A consequence of separating the read-side is that it is eventually consistent, i.e. it may take a few seconds until an update to the write-side is visible on the read-side.

Caution with CQRS :

Not a silver bullet, every case doesn’t fit with this CQRS approach.

Many systems do fit a CRUD mental model, and they should be wiped out of that style. CQRS may be an important mental leap for all concerned, therefore should not be tackled unless the profit is definitely worth the jump.CQRS should only be used on specific portions of a system and not the system as a whole.

Lagom is an open-source microservice framework built on top of the Akka and Play frameworks.

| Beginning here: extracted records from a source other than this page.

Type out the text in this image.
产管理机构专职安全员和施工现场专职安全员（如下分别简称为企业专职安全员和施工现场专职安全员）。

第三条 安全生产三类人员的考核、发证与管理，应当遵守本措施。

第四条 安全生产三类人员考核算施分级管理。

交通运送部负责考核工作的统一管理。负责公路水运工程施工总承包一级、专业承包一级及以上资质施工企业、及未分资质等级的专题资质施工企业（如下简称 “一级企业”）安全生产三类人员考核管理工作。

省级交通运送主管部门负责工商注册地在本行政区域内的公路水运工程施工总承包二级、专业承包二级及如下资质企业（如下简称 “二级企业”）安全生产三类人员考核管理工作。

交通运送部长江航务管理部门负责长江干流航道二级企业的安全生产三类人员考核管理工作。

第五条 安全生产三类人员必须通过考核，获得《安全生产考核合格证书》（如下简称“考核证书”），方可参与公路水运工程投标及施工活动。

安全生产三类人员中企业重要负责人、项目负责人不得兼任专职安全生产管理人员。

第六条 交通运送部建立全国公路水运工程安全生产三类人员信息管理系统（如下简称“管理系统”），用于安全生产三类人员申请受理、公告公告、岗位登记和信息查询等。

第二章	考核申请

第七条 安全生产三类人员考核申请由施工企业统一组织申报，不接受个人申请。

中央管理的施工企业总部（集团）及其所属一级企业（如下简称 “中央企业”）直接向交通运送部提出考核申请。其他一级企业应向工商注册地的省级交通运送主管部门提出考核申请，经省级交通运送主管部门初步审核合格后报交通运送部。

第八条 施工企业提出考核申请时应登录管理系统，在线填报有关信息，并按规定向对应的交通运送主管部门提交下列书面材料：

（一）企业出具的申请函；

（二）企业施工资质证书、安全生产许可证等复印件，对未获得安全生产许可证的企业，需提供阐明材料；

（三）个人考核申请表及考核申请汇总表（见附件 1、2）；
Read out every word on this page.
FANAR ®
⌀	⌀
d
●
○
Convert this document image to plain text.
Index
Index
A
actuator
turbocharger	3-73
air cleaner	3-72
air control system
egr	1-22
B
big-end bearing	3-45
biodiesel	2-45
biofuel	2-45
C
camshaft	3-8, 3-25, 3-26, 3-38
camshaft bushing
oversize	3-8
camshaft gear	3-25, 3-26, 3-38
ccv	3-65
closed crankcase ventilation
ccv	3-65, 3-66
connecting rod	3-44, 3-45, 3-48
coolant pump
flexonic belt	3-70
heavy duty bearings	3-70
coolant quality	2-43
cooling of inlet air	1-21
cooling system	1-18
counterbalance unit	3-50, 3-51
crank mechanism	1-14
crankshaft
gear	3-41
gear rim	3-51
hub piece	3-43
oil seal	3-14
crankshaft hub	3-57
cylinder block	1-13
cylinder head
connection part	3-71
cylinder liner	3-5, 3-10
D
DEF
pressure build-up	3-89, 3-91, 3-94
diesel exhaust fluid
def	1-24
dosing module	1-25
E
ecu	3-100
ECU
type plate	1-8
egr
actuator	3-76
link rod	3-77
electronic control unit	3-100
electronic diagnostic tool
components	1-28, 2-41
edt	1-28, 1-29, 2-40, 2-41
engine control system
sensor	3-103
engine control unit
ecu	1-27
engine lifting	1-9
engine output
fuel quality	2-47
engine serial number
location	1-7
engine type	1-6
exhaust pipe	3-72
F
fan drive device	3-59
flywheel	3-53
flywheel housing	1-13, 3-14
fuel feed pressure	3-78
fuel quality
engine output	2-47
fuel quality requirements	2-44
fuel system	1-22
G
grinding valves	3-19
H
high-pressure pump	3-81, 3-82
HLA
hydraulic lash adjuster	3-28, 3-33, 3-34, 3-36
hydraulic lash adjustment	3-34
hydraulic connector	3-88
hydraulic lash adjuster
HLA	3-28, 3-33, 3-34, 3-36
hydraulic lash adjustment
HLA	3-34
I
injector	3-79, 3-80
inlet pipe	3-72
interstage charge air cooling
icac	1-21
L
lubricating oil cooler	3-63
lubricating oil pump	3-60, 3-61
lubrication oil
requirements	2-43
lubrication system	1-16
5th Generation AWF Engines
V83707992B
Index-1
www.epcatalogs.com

Lagom Persistence makes use of Event Sourcing and CQRS to help achieve decoupled architecture.

You can find real-life examples of how Lagom handles Event Sourcing and CQRS in the following blogs:



Written by 

Shubham Goyal is a Data Scientist at Knoldus Inc. With this, he is an artificial intelligence researcher, interested in doing research on different domain problems and a regular contributor to society through blogs and webinars in machine learning and artificial intelligence. He had also written a few research papers on machine learning. Moreover, a conference speaker and an official author at Towards Data Science.